The lone class I am taking this semester is STAT 210B, the second course in the PhD-level theoretical statistics sequence. I took STAT 210A last semester, and I briefly wrote about the class here. I’ll have more to say about STAT 210B in late May, but in this post I’d first like to present an interesting problem that our professor, Michael I. Jordan, brought up in lecture a few weeks ago.

The problem Professor Jordan discussed was actually an old homework question, but he said that it was so important for us to know this that he was going to prove it in lecture anyway, without using any notes whatsoever. He also stated:

He then went ahead and successfully proved it, and urged us to do the same thing.

OK, if he says to do that, then I will follow his advice and write out my answer in this blog post. I’m probably the only student in class who’s going to be doing this, but I’m already a bit unusual in having a long-running blog. If any of my classmates are reading this and have their own blogs, let me know!

By the way, for all the students out there who say that they don’t have time to maintain personal blogs, why not take baby steps and start writing about stuff that accomplishes your educational objectives, such as doing practice exercises? It’s a nice way to make yourself look more productive than you actually are, since you would be doing those anyway.

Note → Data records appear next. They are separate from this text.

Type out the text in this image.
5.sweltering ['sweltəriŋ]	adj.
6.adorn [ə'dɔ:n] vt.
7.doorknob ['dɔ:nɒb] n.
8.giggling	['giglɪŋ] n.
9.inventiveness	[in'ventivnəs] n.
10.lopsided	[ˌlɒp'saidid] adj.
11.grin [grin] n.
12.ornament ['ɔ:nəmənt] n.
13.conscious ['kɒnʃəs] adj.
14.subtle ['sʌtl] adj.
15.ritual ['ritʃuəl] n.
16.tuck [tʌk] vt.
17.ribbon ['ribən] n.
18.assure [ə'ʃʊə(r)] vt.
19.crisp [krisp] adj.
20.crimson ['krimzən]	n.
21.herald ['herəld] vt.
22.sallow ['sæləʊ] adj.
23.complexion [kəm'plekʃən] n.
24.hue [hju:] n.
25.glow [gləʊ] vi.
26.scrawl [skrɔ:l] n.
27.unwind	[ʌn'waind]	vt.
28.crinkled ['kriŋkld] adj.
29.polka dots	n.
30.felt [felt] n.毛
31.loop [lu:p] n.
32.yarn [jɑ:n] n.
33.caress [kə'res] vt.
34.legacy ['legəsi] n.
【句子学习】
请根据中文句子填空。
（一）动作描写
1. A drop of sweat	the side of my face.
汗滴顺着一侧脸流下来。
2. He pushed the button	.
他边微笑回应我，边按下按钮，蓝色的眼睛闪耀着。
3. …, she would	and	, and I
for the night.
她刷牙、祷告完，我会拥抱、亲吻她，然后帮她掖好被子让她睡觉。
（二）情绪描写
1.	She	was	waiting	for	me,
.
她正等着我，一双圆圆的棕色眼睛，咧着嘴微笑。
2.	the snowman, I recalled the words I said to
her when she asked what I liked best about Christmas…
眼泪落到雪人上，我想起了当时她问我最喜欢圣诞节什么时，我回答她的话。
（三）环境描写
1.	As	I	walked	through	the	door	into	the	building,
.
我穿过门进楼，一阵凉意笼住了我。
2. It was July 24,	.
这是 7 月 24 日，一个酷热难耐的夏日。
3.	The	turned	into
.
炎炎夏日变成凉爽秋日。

Anyway, here at last is the question Professor Jordan talked about:

Let $\{X_i\}_{i=1}^n$ be a sequence of zero-mean random variables, each sub-Gaussian with parameter $\sigma$ (No independence assumptions are needed). Prove that

$\mathbb{E}\Big[\max_{i=1,\ldots,n}X_i\Big] \le \sqrt{2\sigma^2 \log n}$

for all $n\ge 1$.

This problem is certainly on the easier side of the homework questions we’ve had, but it’s a good baseline and I’d like to showcase the solution here. Like Professor Jordan, I will do this problem (a.k.a. write this blog post) without any form of notes. Here goes: for $\lambda \ge 0$, we have

\begin{align} e^{\lambda \mathbb{E}[\max\{X_1, \ldots, X_n\}]} \;&{\overset{(i)}{\le}}\;\mathbb{E}[e^{\lambda \max\{X_1,\ldots,X_n\}}] \\ \;&{\overset{(ii)}{=}}\; \mathbb{E}[\max\{e^{\lambda X_1},\ldots,e^{\lambda X_n}\}] \\ \;&{\overset{(iii)}{\le}}\; \sum_{i=1}^n\mathbb{E}[e^{\lambda X_i}] \\ \;&{\overset{(iv)}{\le}}\; ne^{\frac{\lambda^2\sigma^2}{2}} \end{align}

where:

• Step (i) follows from Jensen’s inequality. Yeah, that inequality is everywhere.
• Step (ii) follows from noting that one can pull the maximum outside of the exponential.
• Step (iii) follows from the classic union bound, which can be pretty bad but we don’t have much else to go on here. The key fact is that the exponential makes all terms in the sum positive.
• Step (iv) follows from applying the sub-Gaussian bound to all $n$ variables, and then summing them together.

Next, taking logs and rearranging, we have

$\mathbb{E}\Big[\max\{X_1, \ldots, X_n\}\Big] \le \frac{\log n}{\lambda} + \frac{\lambda\sigma^2}{2}$

Since $\lambda \in \mathbb{R}$ is isolated on the right hand side, we can differentiate it to find the tightest lower bound. Doing so, we get $\lambda^* = \frac{\sqrt{2 \log n}}{\sigma}$. Plugging this back in, we get

\begin{align} \mathbb{E}\Big[\max\{X_1, \ldots, X_n\}\Big] &\le \frac{\log n}{\lambda} + \frac{\lambda\sigma^2}{2} \\ &\le \frac{\sigma \log n}{\sqrt{2 \log n}} + \frac{\sigma^2\sqrt{2 \log n}}{2 \sigma} \\ &\le \frac{\sqrt{2 \sigma^2 \log n}}{2} + \frac{\sqrt{2 \sigma^2 \log n}}{2} \\ \end{align}

which proves the desired claim.

I have to reiterate that this problem is easier than the others we’ve done in STAT 210B, and I’m sure that over 90 percent of the students in the class could do this just as easily as I could. But this problem makes clear the techniques that are often used in theoretical statistics nowadays, so at minimum students should have a firm grasp of the content in this blog post.

Update April 23, 2017: In an earlier version of this post, I made an error with taking a maximum outside of an expectation. I have fixed this post. Thanks to Billy Fang for letting me know about this.